The dark green leaves are deeply palmately lobed, with five to seven angular segments with sharp lobes coming from these.


Blue, purple, pink, white or yellow flowers with one of the petals enlarging and becoming a ‘hood’.

Seed Pods

Has erect finger like green seed pods.


A tall and erect stem with fine hairs, often reaching above two metres in height.


Likes wet but well drained soil and can be found in gardens, woods and ditches.




Reasonably common.

Other Facts

It has been reported that the poison can affect humans just by contact, but this usually causes paraesthesia or headaches rather than severe toxicity.

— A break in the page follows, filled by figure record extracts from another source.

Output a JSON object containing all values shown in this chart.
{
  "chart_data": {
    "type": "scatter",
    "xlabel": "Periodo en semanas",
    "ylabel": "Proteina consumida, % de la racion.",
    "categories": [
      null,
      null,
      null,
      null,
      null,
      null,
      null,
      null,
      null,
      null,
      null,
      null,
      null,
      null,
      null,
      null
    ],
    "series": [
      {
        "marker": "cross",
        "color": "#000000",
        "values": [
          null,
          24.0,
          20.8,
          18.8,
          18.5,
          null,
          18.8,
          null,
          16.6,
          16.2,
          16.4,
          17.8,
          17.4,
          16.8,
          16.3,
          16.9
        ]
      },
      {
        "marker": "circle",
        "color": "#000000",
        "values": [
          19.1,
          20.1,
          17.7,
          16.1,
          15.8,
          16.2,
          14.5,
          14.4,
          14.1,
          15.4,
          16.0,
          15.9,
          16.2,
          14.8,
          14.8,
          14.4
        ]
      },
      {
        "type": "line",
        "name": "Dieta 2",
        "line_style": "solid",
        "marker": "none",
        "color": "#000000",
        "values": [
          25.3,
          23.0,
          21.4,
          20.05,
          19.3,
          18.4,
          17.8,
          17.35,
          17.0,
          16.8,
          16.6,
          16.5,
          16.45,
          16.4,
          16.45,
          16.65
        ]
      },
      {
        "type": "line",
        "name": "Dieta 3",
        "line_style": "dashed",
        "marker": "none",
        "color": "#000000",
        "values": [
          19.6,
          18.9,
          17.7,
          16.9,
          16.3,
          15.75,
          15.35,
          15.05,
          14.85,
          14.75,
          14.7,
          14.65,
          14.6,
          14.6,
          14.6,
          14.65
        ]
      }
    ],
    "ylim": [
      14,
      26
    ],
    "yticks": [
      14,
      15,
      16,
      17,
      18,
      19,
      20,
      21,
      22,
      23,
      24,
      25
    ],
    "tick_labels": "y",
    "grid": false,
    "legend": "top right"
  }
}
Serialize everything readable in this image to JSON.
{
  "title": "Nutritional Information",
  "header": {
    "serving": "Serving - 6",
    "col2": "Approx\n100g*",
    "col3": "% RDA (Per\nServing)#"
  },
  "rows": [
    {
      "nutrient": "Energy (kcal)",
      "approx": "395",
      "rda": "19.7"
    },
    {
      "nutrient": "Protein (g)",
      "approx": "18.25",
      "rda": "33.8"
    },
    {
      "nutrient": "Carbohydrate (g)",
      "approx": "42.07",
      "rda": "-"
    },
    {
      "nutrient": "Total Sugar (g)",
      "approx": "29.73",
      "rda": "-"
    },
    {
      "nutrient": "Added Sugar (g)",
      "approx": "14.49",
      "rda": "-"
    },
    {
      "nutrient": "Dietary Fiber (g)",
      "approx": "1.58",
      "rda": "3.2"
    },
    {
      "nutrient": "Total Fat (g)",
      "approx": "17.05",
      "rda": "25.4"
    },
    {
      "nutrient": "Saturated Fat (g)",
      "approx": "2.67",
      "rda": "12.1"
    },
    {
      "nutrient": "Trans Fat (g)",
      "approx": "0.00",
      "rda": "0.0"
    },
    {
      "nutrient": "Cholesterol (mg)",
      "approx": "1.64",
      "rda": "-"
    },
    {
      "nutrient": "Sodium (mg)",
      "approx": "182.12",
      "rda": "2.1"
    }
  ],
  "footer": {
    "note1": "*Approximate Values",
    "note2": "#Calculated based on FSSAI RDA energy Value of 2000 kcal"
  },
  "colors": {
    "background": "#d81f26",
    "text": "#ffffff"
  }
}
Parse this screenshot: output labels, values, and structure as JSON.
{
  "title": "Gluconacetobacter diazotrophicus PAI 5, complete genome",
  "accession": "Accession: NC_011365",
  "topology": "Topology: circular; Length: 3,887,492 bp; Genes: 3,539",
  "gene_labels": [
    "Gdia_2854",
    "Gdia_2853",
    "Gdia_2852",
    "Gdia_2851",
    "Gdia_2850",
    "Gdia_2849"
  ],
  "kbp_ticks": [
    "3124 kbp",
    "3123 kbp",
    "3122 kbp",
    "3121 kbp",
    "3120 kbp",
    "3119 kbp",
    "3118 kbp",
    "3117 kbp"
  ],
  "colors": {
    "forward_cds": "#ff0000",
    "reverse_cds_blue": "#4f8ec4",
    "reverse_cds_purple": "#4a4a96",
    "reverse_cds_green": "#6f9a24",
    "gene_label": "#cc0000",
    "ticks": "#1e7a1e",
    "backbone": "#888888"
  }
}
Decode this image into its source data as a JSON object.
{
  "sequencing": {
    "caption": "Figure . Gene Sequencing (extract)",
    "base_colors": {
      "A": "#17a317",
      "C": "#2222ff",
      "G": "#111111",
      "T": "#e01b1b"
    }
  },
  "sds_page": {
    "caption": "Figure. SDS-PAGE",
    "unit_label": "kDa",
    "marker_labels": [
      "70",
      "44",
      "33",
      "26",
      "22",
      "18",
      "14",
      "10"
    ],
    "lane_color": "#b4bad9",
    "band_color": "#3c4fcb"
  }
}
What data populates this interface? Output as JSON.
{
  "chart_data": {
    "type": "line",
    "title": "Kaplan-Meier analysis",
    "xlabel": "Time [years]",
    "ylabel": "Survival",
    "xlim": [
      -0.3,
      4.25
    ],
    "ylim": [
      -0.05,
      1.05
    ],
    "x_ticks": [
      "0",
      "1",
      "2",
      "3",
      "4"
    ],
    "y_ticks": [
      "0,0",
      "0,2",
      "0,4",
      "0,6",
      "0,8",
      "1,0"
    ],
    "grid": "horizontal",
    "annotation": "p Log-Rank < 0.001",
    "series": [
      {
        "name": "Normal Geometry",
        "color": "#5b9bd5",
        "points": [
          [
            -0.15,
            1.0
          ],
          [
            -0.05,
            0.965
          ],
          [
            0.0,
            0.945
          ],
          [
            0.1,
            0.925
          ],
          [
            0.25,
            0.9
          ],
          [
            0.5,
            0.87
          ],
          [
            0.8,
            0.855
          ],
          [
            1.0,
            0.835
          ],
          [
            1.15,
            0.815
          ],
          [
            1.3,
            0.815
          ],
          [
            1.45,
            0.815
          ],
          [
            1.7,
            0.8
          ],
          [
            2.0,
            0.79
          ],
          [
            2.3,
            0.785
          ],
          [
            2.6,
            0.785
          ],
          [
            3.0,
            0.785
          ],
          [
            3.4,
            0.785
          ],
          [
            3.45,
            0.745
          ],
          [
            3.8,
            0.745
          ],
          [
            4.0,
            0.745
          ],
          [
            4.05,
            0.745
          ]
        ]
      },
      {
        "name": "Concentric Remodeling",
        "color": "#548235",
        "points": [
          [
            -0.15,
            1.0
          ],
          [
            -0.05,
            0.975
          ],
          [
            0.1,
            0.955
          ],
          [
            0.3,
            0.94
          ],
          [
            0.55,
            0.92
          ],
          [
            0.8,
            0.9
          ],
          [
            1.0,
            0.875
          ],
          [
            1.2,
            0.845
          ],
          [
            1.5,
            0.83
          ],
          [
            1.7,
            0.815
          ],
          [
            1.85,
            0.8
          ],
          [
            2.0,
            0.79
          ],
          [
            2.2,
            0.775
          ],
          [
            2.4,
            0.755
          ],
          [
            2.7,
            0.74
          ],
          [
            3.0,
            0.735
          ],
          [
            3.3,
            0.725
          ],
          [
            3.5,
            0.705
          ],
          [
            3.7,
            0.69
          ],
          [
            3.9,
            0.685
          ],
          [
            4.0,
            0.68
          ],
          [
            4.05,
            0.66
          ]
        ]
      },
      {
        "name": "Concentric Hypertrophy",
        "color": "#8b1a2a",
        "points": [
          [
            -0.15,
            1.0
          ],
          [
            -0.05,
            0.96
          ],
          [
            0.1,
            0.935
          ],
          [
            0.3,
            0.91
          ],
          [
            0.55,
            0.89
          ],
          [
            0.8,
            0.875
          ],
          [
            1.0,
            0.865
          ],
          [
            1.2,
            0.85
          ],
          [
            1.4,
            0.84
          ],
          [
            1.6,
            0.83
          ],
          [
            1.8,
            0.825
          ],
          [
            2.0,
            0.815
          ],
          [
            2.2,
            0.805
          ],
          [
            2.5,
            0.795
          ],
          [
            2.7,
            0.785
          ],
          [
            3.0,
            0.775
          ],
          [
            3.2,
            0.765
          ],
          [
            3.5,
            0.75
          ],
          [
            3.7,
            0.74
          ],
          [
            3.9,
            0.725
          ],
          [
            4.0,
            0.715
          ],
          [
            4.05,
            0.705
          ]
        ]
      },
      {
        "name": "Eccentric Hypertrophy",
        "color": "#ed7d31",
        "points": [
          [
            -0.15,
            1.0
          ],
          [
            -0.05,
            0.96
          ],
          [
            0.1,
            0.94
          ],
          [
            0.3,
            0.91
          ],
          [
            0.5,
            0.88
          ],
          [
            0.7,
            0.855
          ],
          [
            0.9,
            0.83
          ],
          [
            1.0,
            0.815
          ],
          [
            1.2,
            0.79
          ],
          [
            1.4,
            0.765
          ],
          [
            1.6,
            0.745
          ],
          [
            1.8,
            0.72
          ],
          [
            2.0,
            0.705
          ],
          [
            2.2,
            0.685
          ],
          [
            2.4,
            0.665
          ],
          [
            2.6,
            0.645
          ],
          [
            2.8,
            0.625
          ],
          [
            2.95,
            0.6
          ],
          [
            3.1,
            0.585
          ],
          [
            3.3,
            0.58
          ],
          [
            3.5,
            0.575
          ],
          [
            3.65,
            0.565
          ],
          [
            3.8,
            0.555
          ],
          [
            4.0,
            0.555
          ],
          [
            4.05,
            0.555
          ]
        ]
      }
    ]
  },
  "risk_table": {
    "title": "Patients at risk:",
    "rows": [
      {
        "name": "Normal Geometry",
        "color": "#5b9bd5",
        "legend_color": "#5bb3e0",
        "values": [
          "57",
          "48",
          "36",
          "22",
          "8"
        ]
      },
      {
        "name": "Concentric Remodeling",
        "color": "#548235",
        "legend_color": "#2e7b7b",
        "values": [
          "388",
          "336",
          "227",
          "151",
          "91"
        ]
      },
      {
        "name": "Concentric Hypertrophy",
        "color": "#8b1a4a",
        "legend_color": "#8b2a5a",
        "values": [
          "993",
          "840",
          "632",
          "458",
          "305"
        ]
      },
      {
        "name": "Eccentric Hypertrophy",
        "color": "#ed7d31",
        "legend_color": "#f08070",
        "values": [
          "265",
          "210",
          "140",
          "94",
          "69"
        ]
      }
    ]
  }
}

Has been used in various places around the world as a poison for arrow tips for both hunting and warfare.


6 comments for Monkshood

  1. ke_house says:

    This is a little confusing. I watched one of Marlow’s video on youtube; he said all the purple flower plant in the UK is edible (at least not poisonous), and I clicked the poisonous hedgerow list, the first flower is purple. Why?

    1. Eric Biggane says:

      Marlow was talking about purple flowered vetch species and did not state that all purple flowered plants are edible, as Monkshood proves.

      1. ke_house says:

        Great thanks for clarified 🙂 Just started foraging since lockdown… still have some much to learn. Your website and youtube are amazing.

  2. David Farrelly says:

    This plant is beautiful. Thanks Marlow for all your wisdom and guidance. One of the most poisonous plants in the world,
    however according to some one of the most medicinal. Its colour like Shiva and temperament like Odin.

  3. Michelle says:

    Is the underside of the leaf silvery like mugwort too?

    1. Eric Biggane says:

      Monkshood leaf is a bit lighter underneath but does not have the ‘hairy’, ‘silver’ appearance of Mugwort.